Salim Hamdan is a small player with a big role.
A former driver for Osama bin Laden, he is about to become the first Guantanamo prisoner to be tried for war crimes in a major test of the US system for prosecuting alleged terrorists.
Hamdan is an unlikely candidate for the history books - a wiry Yemeni father of two with a fourth grade education who is not accused of a direct role in any terrorist attacks.
He is scheduled to go on trial Monday on charges of conspiracy and supporting terrorism before a jury of military officers in a specially built courtroom at a former air strip at the US Navy base in Cuba. A judge in Washington refused yesterday to order a halt to the proceedings.
That means Hamdan, who earned about USD 200 a month as Bin Laden's driver will be the first defendant in a US military war crimes trial since World War II. His case will be watched around the world, the subject of inevitable debate and future legal challenges.
His Pentagon-appointed lawyer, Navy Lt Cmdr Brian Mizer, will argue that the US has zeroed in on too small a target in Hamdan.
"He is a driver and a mechanic, not a member of al-Qaida," Mizer said yesterday.
So far the US has charged 20 Guantanamo prisoners, including Khalid Sheikh Mohammed, the alleged mastermind of the September 11 attacks.
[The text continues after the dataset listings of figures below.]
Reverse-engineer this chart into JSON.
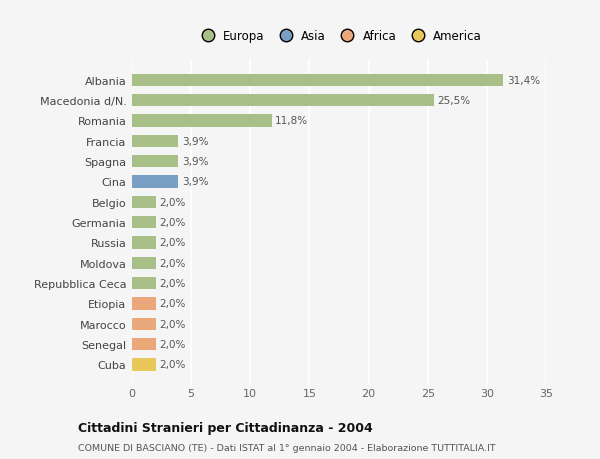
{
  "categories": [
    "Albania",
    "Macedonia d/N.",
    "Romania",
    "Francia",
    "Spagna",
    "Cina",
    "Belgio",
    "Germania",
    "Russia",
    "Moldova",
    "Repubblica Ceca",
    "Etiopia",
    "Marocco",
    "Senegal",
    "Cuba"
  ],
  "values": [
    31.4,
    25.5,
    11.8,
    3.9,
    3.9,
    3.9,
    2.0,
    2.0,
    2.0,
    2.0,
    2.0,
    2.0,
    2.0,
    2.0,
    2.0
  ],
  "labels": [
    "31,4%",
    "25,5%",
    "11,8%",
    "3,9%",
    "3,9%",
    "3,9%",
    "2,0%",
    "2,0%",
    "2,0%",
    "2,0%",
    "2,0%",
    "2,0%",
    "2,0%",
    "2,0%",
    "2,0%"
  ],
  "colors": [
    "#a8bf88",
    "#a8bf88",
    "#a8bf88",
    "#a8bf88",
    "#a8bf88",
    "#7a9fc4",
    "#a8bf88",
    "#a8bf88",
    "#a8bf88",
    "#a8bf88",
    "#a8bf88",
    "#e8a87c",
    "#e8a87c",
    "#e8a87c",
    "#e8c85a"
  ],
  "legend_labels": [
    "Europa",
    "Asia",
    "Africa",
    "America"
  ],
  "legend_colors": [
    "#a8bf88",
    "#7a9fc4",
    "#e8a87c",
    "#e8c85a"
  ],
  "xlim": [
    0,
    35
  ],
  "xticks": [
    0,
    5,
    10,
    15,
    20,
    25,
    30,
    35
  ],
  "title": "Cittadini Stranieri per Cittadinanza - 2004",
  "subtitle": "COMUNE DI BASCIANO (TE) - Dati ISTAT al 1° gennaio 2004 - Elaborazione TUTTITALIA.IT",
  "background_color": "#f5f5f5",
  "grid_color": "#ffffff",
  "bar_height": 0.6
}
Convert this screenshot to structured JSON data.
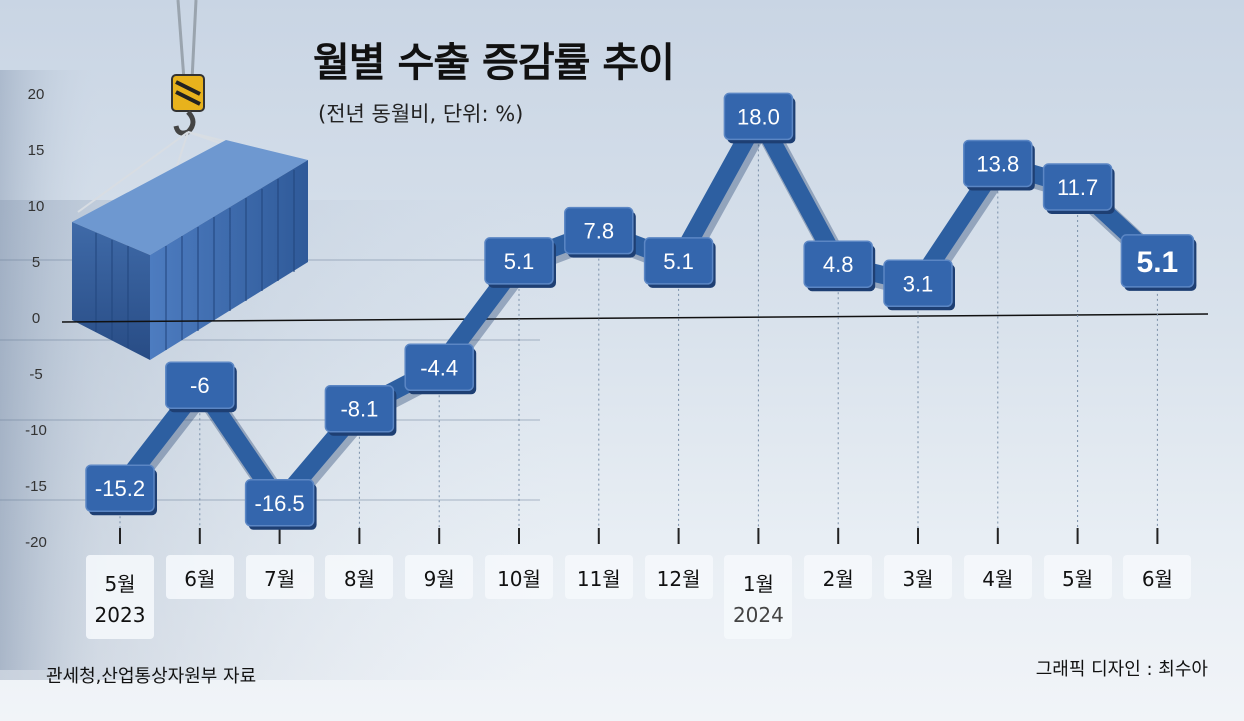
{
  "title": "월별 수출 증감률 추이",
  "subtitle": "(전년 동월비, 단위: %)",
  "source": "관세청,산업통상자원부 자료",
  "credit": "그래픽 디자인 : 최수아",
  "colors": {
    "line": "#2d5fa1",
    "box_face": "#3466ad",
    "box_edge": "#1e3f73",
    "label": "#ffffff"
  },
  "chart_data": {
    "type": "line",
    "title": "월별 수출 증감률 추이",
    "subtitle": "(전년 동월비, 단위: %)",
    "categories": [
      "5월",
      "6월",
      "7월",
      "8월",
      "9월",
      "10월",
      "11월",
      "12월",
      "1월",
      "2월",
      "3월",
      "4월",
      "5월",
      "6월"
    ],
    "year_labels": [
      {
        "index": 0,
        "label": "2023"
      },
      {
        "index": 8,
        "label": "2024"
      }
    ],
    "values": [
      -15.2,
      -6,
      -16.5,
      -8.1,
      -4.4,
      5.1,
      7.8,
      5.1,
      18.0,
      4.8,
      3.1,
      13.8,
      11.7,
      5.1
    ],
    "value_labels": [
      "-15.2",
      "-6",
      "-16.5",
      "-8.1",
      "-4.4",
      "5.1",
      "7.8",
      "5.1",
      "18.0",
      "4.8",
      "3.1",
      "13.8",
      "11.7",
      "5.1"
    ],
    "y_ticks": [
      "20",
      "15",
      "10",
      "5",
      "0",
      "-5",
      "-10",
      "-15",
      "-20"
    ],
    "ylim": [
      -20,
      20
    ],
    "grid": false,
    "highlight_last": true
  }
}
One Guantanamo detainee, David Hicks, accepted a plea bargain in 2007, served nine months and is now free in his native Australia.
Military prosecutors agree Hamdan is a relatively minor figure, but they say that as a driver he helped carry weapons that were used on the battlefields of Afghanistan and helped bin Laden evade retribution after the September 11 attacks.